The user visits our website and uploads a photo of their surroundings. CafeCam analyzes the image and informs the user through audio feedback if a table is full or empty and also recognizes the presence of any of their friends.
Our aim is to make it more comfortable for the visually impaired to interact with their environment.
How we built it
CafeCam was built with the Google Cloud Platform as its backbone, with a Google App Engine instance running the web application using Python, Flask to run HTML5, Bootstrap to make the website responsive, and the Clarifai API to perform image analysis. We trained a model using Clarifai to create a model specific to the user, allowing it to recognize their friends, and recognize the availability of a table.
Challenges we ran into
We ran into problems while trying to capture frames from the livestream of the camera, to allow the Clarifai API to provide live contextual awareness. We were also unable to autoplay the results of the prediction model, due to limitations the mobile web browsers place on autoplaying content.
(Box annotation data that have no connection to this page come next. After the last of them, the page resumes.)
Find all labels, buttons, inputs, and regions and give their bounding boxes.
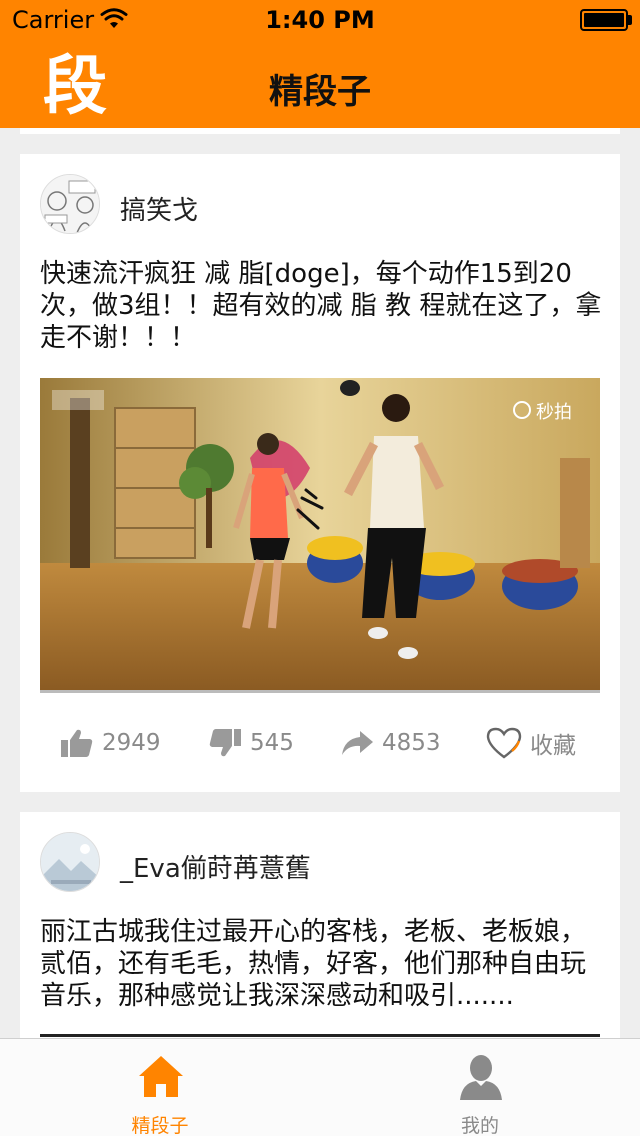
avatar[interactable] — [40, 832, 100, 892]
post-card[interactable]: 搞笑戈 快速流汗疯狂 减 脂[doge]，每个动作15到20次，做3组！！超有效… — [20, 154, 620, 792]
battery-icon — [580, 9, 628, 31]
like-count: 2949 — [102, 730, 161, 756]
tab-label: 精段子 — [131, 1115, 189, 1136]
clock: 1:40 PM — [265, 6, 375, 34]
home-icon — [139, 1056, 183, 1097]
video-player[interactable]: 秒拍 — [40, 378, 600, 692]
dislike-count: 545 — [250, 730, 294, 756]
person-icon — [460, 1055, 502, 1100]
page-title: 精段子 — [269, 72, 371, 112]
thumbs-down-icon — [209, 729, 241, 757]
share-arrow-icon — [342, 731, 373, 755]
post-text: 快速流汗疯狂 减 脂[doge]，每个动作15到20次，做3组！！超有效的减 脂… — [40, 259, 602, 353]
tab-bar: 精段子 我的 — [0, 1038, 640, 1136]
tab-mine[interactable]: 我的 — [320, 1039, 640, 1136]
feed-list[interactable]: 搞笑戈 快速流汗疯狂 减 脂[doge]，每个动作15到20次，做3组！！超有效… — [0, 128, 640, 1038]
heart-icon — [486, 727, 522, 759]
favorite-label: 收藏 — [530, 733, 576, 759]
post-text: 丽江古城我住过最开心的客栈，老板、老板娘，贰佰，还有毛毛，热情，好客，他们那种自… — [40, 917, 587, 1011]
share-button[interactable]: 4853 — [340, 719, 441, 767]
post-card[interactable]: _Eva偂莳苒薏舊 丽江古城我住过最开心的客栈，老板、老板娘，贰佰，还有毛毛，热… — [20, 812, 620, 1038]
svg-text:秒拍: 秒拍 — [536, 402, 572, 423]
media-top-edge — [40, 1034, 600, 1037]
post-actions: 2949 545 4853 收藏 — [20, 719, 620, 767]
battery-tip — [628, 15, 632, 25]
username[interactable]: 搞笑戈 — [120, 190, 198, 227]
status-bar: Carrier 1:40 PM — [0, 0, 640, 40]
avatar[interactable] — [40, 174, 100, 234]
dislike-button[interactable]: 545 — [208, 719, 294, 767]
like-button[interactable]: 2949 — [60, 719, 161, 767]
nav-bar: 段 精段子 — [0, 40, 640, 128]
thumbs-up-icon — [61, 729, 93, 757]
favorite-button[interactable]: 收藏 — [486, 719, 576, 767]
previous-card-edge — [20, 128, 620, 134]
video-progress-bar — [40, 690, 600, 693]
share-count: 4853 — [382, 730, 441, 756]
username[interactable]: _Eva偂莳苒薏舊 — [120, 848, 311, 885]
tab-label: 我的 — [460, 1115, 499, 1136]
tab-home[interactable]: 精段子 — [0, 1039, 320, 1136]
Accomplishments that we're proud of
While there are apps out there that will verbally recite objects in the frame, FoodCam is able to recognize people specific to the user. When given a picture the program is able to identify people the user is familiar with, and also differentiate empty from full tables.
What we learned
What's next for CafeCam
CafeCam would eventually use Faces from Apple Photos to train the Clarifai API. Eventually, we could create a pair of goggles with a camera built-in, that would provide the user with contextual information relevant to them and their surroundings in real time.